Most workers are used to being paid for their jobs through a pay check. In some cases, employees may have their wages directly deposited into their bank accounts while others prefer to cash or deposit their checks themselves. On the other hand, employers may experiment with new types of payment methods, but in some cases, those methods could potentially violate minimum wage law.
Colorado residents may be interested in a lawsuit currently taking place in another state. Reports indicated that an employee at a Dave & Busters restaurant filed the wage claim after the company started issuing pre-paid debit cards for the first and last month’s pay. It was reported that a fee was associated with withdrawing money from the cards and that the entirety of the balance could not be withdrawn.
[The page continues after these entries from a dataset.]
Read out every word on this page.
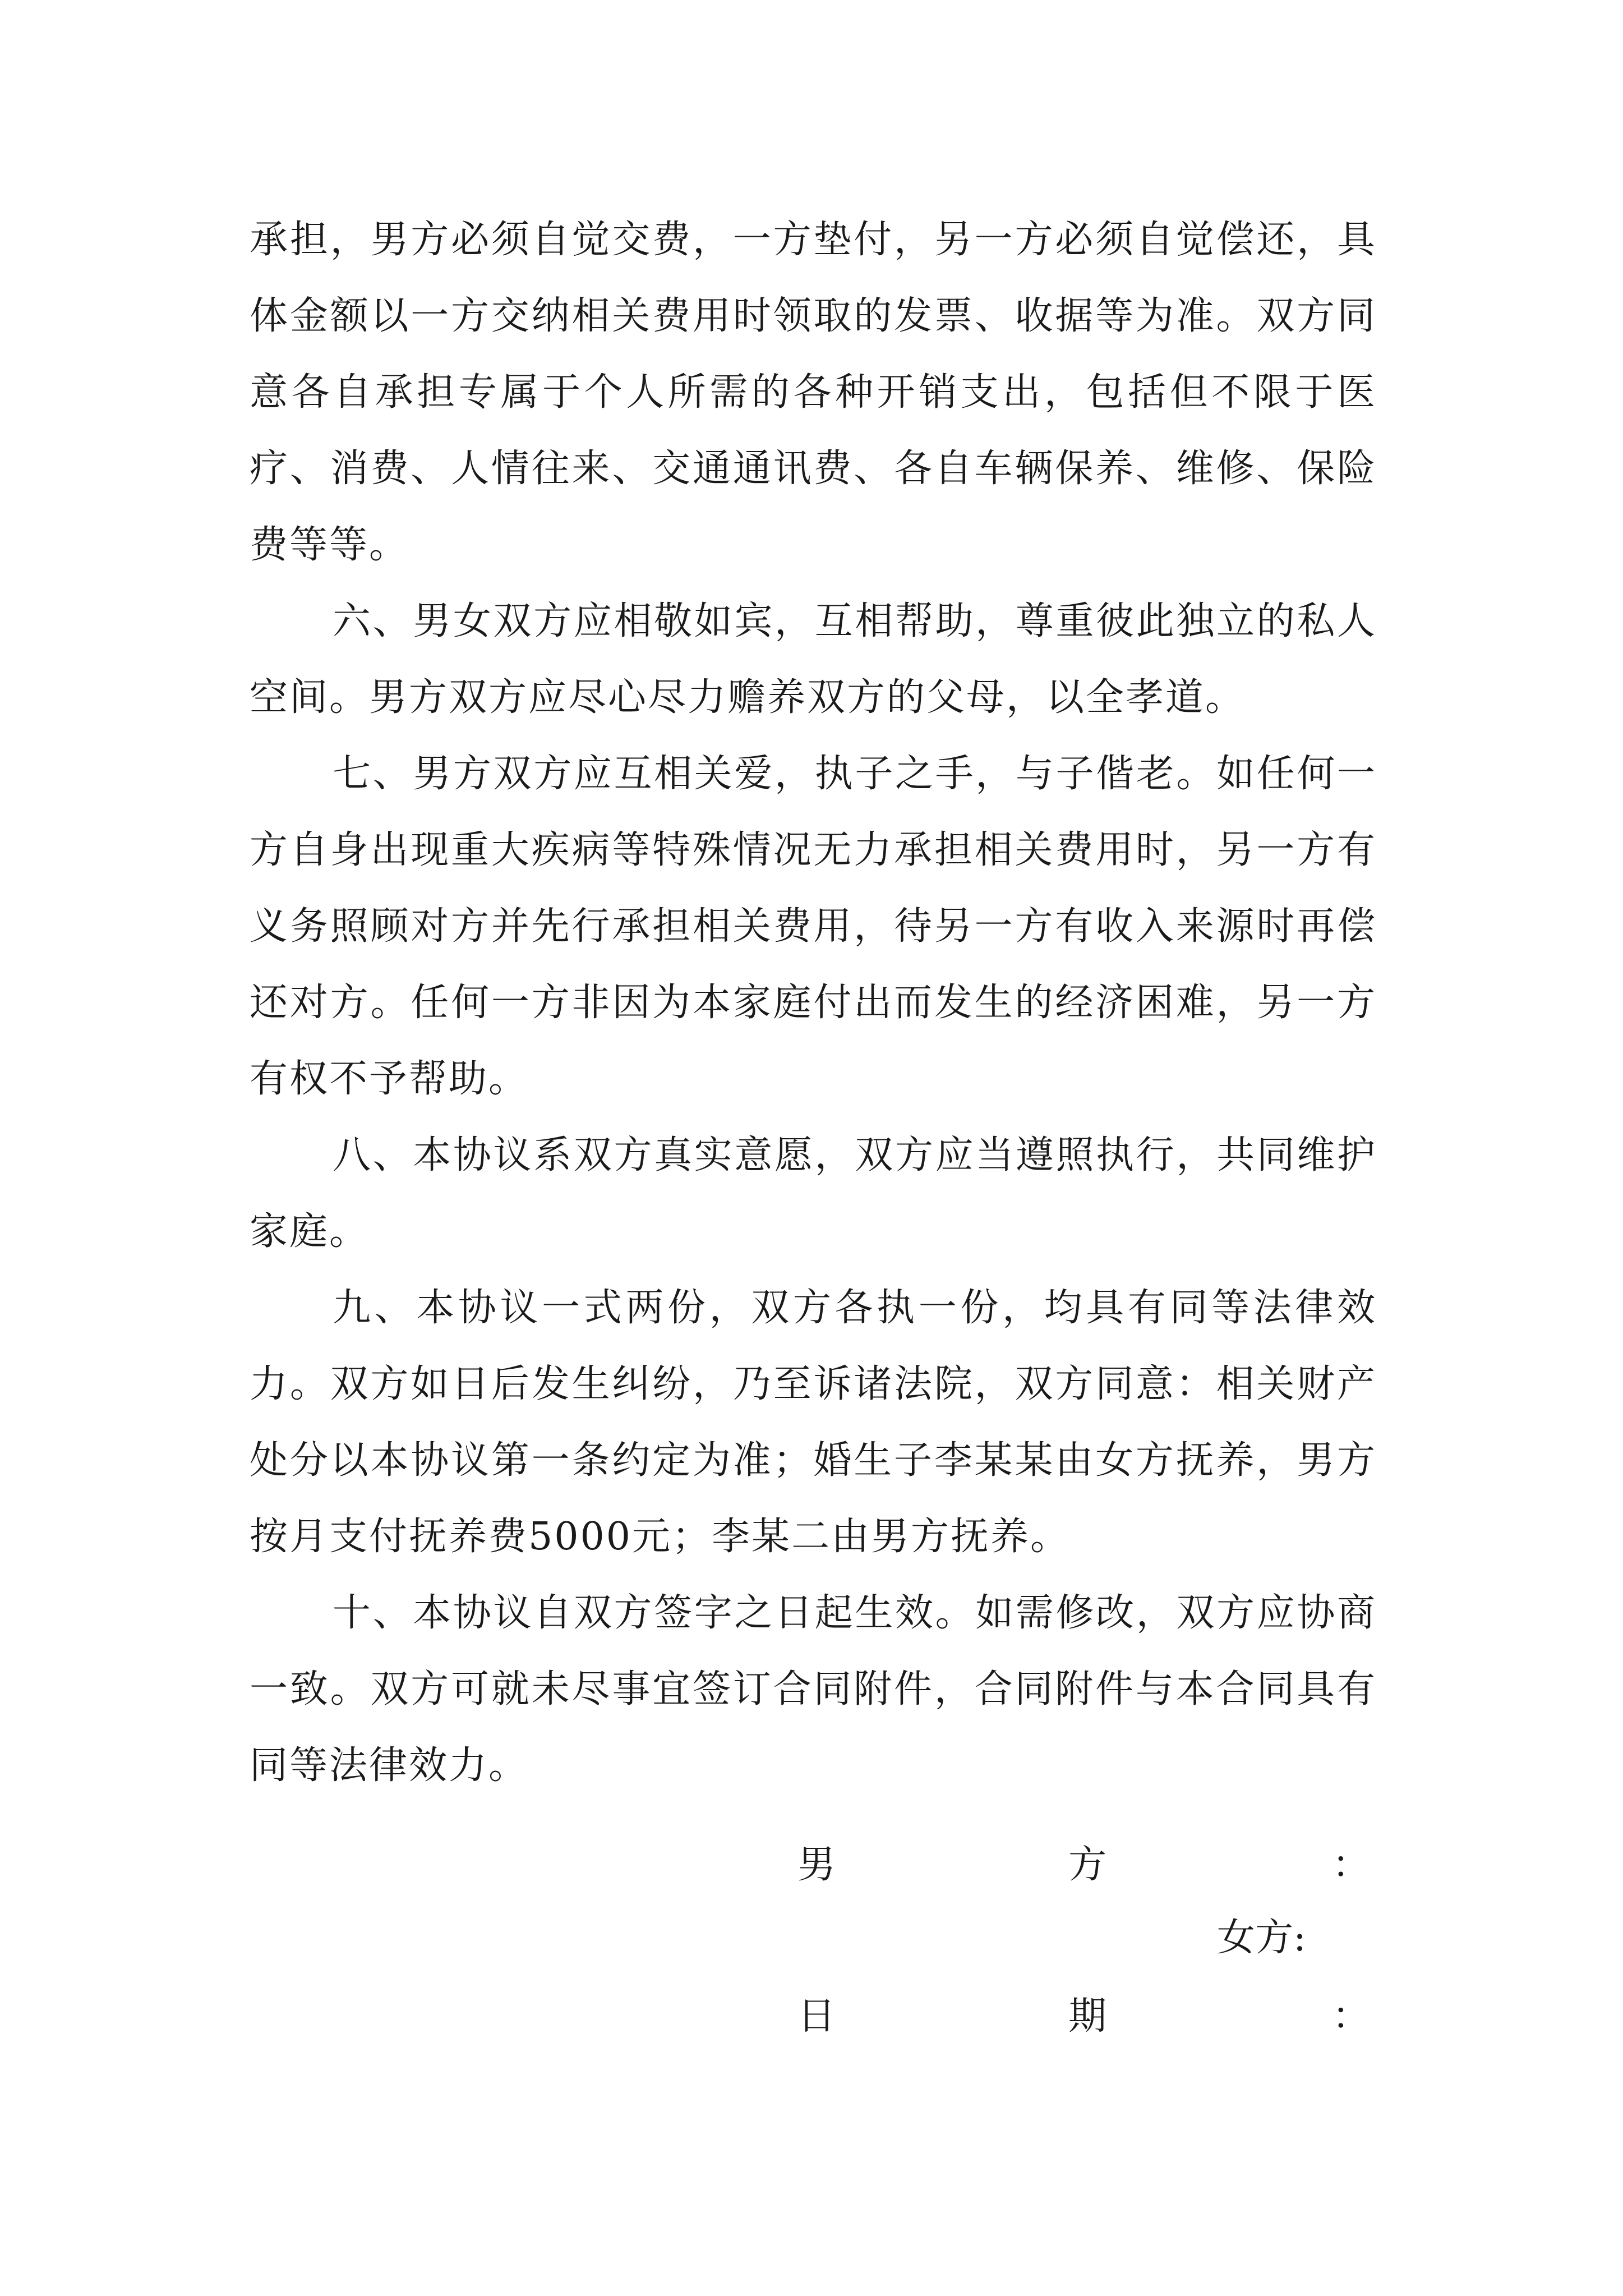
承担，男方必须自觉交费，一方垫付，另一方必须自觉偿还，具体金额以一方交纳相关费用时领取的发票、收据等为准。双方同意各自承担专属于个人所需的各种开销支出，包括但不限于医疗、消费、人情往来、交通通讯费、各自车辆保养、维修、保险费等等。

六、男女双方应相敬如宾，互相帮助，尊重彼此独立的私人空间。男方双方应尽心尽力赡养双方的父母，以全孝道。

七、男方双方应互相关爱，执子之手，与子偕老。如任何一方自身出现重大疾病等特殊情况无力承担相关费用时，另一方有义务照顾对方并先行承担相关费用，待另一方有收入来源时再偿还对方。任何一方非因为本家庭付出而发生的经济困难，另一方有权不予帮助。

八、本协议系双方真实意愿，双方应当遵照执行，共同维护家庭。

九、本协议一式两份，双方各执一份，均具有同等法律效力。双方如日后发生纠纷，乃至诉诸法院，双方同意：相关财产处分以本协议第一条约定为准；婚生子李某某由女方抚养，男方按月支付抚养费5000元；李某二由男方抚养。

十、本协议自双方签字之日起生效。如需修改，双方应协商一致。双方可就未尽事宜签订合同附件，合同附件与本合同具有同等法律效力。

男	方	：
女方:
日	期	：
Many companies may consider these cards because it saves them money due to the reduction of fees coming from printing pay checks. However, the fees associated with withdrawing the money from the cards could lead the workers to see some of their earned wages being lost. As a result, some individuals may come to a point where their income dips below the minimum wage line. The employee who filed the claim against the company is hoping that the company will stop using the cards.
There are many small aspects, like fees, that some individuals may overlook when it comes to withdrawing their pay. However, as this case shows, these fees could considerably impact a person’s income and violate minimum wage law. If Colorado residents have faced similar situations or other instances in which they have not been paid at least minimum wage, they may wish to look into filing legal claims of their own.